At the end of June, I’m going to begin a new job as a software engineer in Google’s Cambridge office. For the past few months, preparing for this change has kept me too busy to write anything, but now that I have some time, I want to mark the occasion with a post describing the algorithm that got Google started in the first place: PageRank. This will also be a good way to lead into a subsequent post on the Map/Reduce framework for large-scale data analysis algorithms, continuing with the topic of distributed machine learning that I started right before my hiatus. (And, while I’m not a Google employee yet, it probably doesn’t hurt to include the standard disclaimer that the opinions expressed below are my own and have not been endorsed or approved by Google.)
When you type a query into a search engine, the results that it returns generally come from a list that was created in advance from programs called “spiders” that download all the webpages they can find and record information about them. The process of finding all the sites that would match your search is fairly straightforward (at least at small scales – there are lots of technical issues that come up when you try to deal with with billions of pages.)
The tricky part turns out to be that there are usually so many links that would fit the search, that the search engine has to decide which ones to leave out. Or put another way, the problem is to decide (in an automated way) which links should go on the first page of search results and which should go later in the list. (Note that nowadays PageRank is only a small part of a much larger system that Google uses to sort its search results. Moreover, there are a huge number of “SEO experts” employed by other companies whose main job is to figure out this system and redesign web pages so they’ll appear higher on the list.)
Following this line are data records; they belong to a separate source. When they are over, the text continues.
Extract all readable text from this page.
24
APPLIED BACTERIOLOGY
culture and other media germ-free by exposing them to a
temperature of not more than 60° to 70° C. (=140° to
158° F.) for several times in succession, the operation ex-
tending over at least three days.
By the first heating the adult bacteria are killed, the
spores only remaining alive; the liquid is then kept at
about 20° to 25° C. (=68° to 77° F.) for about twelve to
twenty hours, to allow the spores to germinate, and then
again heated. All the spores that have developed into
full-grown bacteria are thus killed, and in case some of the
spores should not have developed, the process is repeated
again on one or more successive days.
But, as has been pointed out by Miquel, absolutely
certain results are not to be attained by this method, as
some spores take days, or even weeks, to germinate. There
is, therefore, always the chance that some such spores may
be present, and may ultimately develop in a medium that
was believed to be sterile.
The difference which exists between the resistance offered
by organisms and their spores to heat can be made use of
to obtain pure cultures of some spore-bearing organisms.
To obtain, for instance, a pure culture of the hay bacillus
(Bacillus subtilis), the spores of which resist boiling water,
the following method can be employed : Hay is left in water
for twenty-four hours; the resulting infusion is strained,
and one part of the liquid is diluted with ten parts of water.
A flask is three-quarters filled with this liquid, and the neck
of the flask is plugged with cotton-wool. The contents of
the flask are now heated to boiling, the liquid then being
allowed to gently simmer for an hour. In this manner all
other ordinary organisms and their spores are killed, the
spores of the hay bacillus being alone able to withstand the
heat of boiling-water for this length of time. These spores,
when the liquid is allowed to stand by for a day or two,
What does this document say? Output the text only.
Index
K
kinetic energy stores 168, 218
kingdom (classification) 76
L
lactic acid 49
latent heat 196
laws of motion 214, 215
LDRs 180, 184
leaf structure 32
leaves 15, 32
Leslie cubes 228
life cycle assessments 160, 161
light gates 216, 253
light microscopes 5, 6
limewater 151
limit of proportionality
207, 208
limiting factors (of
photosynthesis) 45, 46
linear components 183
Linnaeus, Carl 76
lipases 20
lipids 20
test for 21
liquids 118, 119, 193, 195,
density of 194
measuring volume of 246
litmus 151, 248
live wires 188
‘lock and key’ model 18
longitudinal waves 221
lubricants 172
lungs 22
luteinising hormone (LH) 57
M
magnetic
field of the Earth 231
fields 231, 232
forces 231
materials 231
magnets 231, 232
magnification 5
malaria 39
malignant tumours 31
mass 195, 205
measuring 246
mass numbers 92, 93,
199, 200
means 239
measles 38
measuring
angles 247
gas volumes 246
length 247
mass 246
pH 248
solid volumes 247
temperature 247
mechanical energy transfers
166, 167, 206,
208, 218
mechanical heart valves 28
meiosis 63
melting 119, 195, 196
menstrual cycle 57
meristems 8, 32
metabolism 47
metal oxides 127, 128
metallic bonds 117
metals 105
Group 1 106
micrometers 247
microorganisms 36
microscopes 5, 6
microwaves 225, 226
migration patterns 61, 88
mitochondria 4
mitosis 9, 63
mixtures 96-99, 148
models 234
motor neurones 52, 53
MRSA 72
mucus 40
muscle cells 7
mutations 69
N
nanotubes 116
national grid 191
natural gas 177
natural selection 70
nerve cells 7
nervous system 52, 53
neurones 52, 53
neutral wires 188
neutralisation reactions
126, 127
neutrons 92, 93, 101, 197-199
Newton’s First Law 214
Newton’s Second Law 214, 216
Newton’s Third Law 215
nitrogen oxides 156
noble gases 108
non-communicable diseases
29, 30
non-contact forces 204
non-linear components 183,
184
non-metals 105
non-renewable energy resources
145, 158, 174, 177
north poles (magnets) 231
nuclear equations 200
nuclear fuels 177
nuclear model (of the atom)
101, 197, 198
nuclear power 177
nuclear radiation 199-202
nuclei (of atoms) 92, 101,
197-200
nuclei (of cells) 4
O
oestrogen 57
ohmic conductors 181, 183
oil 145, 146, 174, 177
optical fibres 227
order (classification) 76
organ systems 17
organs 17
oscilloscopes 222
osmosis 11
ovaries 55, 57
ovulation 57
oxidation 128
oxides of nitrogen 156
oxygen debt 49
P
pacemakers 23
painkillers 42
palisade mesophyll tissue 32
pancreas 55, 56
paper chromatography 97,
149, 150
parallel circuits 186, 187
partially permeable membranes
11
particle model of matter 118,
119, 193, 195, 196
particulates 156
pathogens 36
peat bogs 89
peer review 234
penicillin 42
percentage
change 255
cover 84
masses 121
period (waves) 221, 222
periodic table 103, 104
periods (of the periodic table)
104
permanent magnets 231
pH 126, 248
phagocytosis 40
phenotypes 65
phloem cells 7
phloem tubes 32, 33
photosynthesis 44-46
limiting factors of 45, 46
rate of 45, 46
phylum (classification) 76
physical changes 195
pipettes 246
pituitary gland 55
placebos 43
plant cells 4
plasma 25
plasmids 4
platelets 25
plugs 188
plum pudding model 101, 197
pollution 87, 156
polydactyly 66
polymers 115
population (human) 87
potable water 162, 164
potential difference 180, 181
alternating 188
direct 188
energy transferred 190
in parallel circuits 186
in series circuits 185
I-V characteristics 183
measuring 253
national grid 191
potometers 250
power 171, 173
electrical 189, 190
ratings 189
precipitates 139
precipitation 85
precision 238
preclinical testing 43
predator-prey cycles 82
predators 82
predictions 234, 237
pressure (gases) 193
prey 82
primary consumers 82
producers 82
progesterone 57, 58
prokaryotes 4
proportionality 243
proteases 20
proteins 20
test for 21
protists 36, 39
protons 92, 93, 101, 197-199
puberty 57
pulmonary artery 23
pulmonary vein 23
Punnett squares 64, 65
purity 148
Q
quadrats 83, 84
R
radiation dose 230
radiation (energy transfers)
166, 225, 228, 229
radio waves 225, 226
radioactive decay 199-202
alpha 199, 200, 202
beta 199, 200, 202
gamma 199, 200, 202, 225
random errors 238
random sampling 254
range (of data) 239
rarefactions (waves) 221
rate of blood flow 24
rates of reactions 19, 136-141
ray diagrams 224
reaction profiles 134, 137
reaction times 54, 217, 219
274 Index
Sorting search results was one of the major problems that plagued search engines in the early years of the web and this is where the PageRank algorithm came in. Because the computer can’t interpret the contents of each page the way a person can, PageRank relies on other indicators, namely how many other web pages have links to the web page in question. The assumption is that a web page that many other pages link to is probably important, and should be placed higher on the list. We can think of this in terms of giving each page a score, then sorting the pages so that the pages with the highest scores come first.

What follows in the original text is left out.